米国と欧州連合が、先端技術協力や貿易ルール整備の連携を話し合う「貿易テクノロジー協議会」の初会合を米ペンシルベニア州ピッツバーグで開いた。会合後に共同声明を発表し、中国などの不公正貿易に対抗するため「団結する」と宣言。軍事転用可能な技術の輸出規制で協調するほか、AIなどの新興分野で人権重視の活用法を主導する立場を打ち出した。

[産経新聞]
産経新聞

 【ワシントン=塩原永久】米国と欧州連合(EU)は29日、先端技術協力や貿易ルール整備の連携を話し合う「貿易テクノロジー協議会」の初会合を米ペンシルベニア州ピッツバーグで開いた。会合後に共同声明を発表し、中国などの不公正貿易に対抗するため「団結する」と宣言。軍事転用可能な技術の輸出規制で協調する他、AIなどの新興分野で人権重視の活用法を主導する立場を打ち出した。

 米側はブリンケン国務長官、レモンド商務長官、米通商代表部(USTR)のタイ代表、EU側からベステアー執行副委員長、ドムブロフスキス執行副委員長が出席。来年春を想定する次回会合までに具体的な成果の取りまとめを目指す。
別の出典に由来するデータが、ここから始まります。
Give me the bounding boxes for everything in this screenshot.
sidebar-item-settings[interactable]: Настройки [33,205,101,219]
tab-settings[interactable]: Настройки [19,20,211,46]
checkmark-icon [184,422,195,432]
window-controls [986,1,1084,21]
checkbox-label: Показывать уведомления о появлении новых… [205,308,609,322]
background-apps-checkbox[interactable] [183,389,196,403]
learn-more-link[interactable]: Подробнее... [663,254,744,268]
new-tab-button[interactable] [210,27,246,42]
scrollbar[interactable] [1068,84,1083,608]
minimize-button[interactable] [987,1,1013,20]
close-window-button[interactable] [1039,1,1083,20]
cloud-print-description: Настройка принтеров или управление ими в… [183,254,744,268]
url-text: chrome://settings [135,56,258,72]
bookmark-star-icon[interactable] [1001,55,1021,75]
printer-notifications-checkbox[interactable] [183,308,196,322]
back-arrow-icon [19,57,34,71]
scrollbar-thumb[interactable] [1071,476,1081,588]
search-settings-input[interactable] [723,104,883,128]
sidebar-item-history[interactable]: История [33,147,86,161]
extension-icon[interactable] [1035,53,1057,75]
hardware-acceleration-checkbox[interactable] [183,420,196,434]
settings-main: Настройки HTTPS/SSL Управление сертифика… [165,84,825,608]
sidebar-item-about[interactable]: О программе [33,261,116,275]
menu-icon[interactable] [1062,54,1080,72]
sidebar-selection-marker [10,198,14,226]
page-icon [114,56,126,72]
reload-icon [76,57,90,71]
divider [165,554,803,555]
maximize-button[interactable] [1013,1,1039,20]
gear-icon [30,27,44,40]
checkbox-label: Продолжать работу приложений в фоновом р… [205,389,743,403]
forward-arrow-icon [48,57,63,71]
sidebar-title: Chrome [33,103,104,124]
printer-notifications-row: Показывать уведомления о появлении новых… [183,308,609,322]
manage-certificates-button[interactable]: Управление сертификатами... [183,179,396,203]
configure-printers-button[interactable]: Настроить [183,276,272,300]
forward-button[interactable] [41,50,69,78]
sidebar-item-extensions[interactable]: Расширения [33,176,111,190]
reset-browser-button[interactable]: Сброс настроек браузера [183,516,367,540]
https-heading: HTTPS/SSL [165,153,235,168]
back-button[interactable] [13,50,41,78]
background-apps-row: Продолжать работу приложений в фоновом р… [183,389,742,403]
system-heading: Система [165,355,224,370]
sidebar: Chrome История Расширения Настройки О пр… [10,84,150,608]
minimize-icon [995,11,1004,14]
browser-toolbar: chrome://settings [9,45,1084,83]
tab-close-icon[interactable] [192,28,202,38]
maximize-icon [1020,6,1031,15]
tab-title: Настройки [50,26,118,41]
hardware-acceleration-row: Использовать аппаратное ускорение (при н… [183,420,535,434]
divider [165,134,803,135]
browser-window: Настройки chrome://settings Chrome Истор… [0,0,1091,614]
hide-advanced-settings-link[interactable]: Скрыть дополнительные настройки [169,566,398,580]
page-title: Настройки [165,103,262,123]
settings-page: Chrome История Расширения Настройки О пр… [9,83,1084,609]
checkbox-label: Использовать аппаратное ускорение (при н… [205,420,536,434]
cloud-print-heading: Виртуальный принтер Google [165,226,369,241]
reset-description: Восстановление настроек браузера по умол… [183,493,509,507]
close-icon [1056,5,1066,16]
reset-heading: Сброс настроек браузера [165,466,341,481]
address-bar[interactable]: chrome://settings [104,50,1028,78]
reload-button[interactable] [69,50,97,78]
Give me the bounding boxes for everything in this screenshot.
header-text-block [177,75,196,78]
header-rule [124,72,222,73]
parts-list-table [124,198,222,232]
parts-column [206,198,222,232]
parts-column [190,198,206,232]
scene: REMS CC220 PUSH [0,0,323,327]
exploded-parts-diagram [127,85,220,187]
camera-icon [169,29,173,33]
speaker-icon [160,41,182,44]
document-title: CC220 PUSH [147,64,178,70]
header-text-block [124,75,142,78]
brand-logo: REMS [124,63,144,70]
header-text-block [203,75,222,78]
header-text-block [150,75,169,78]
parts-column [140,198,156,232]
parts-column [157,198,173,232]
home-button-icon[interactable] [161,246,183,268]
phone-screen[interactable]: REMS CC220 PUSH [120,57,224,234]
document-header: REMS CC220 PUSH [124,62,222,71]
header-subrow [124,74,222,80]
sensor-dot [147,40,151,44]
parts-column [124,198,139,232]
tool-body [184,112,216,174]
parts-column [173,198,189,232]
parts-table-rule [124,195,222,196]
 初会合の成果文書によると、米・EUは軍事転用可能な「軍民共用技術」で実効性の高い輸出規制を実施する必要性を確認。中国などへの迂回(うかい)輸出を防ぐため第3国による輸出規制体制の構築支援も検討する。

 AIをめぐっては、米・EUが「権威主義体制による(不当利用に)深刻な懸念」を共有。AIを駆使した監視活動を通じた人権抑圧に対抗するとした。AIをはじめとする新興分野では今後、国際的な標準規格の策定が進むとみられ、米・EUは情報共有や標準規格の提案で協力する。

 この他、投資審査や、5G通信システムの情報通信分野など、10の作業部会で具体策を協議する。データ管理の在り方や、「GAFA」と呼ばれる米巨大IT企業の問題も扱う。

 EU側が米政府に求めている鉄鋼関税の取り下げについては、共同声明や成果文書で言及されなかった。

 協議会設置はバイデン米大統領とフォンデアライエン欧州委員長らによる6月の首脳会談で決まった。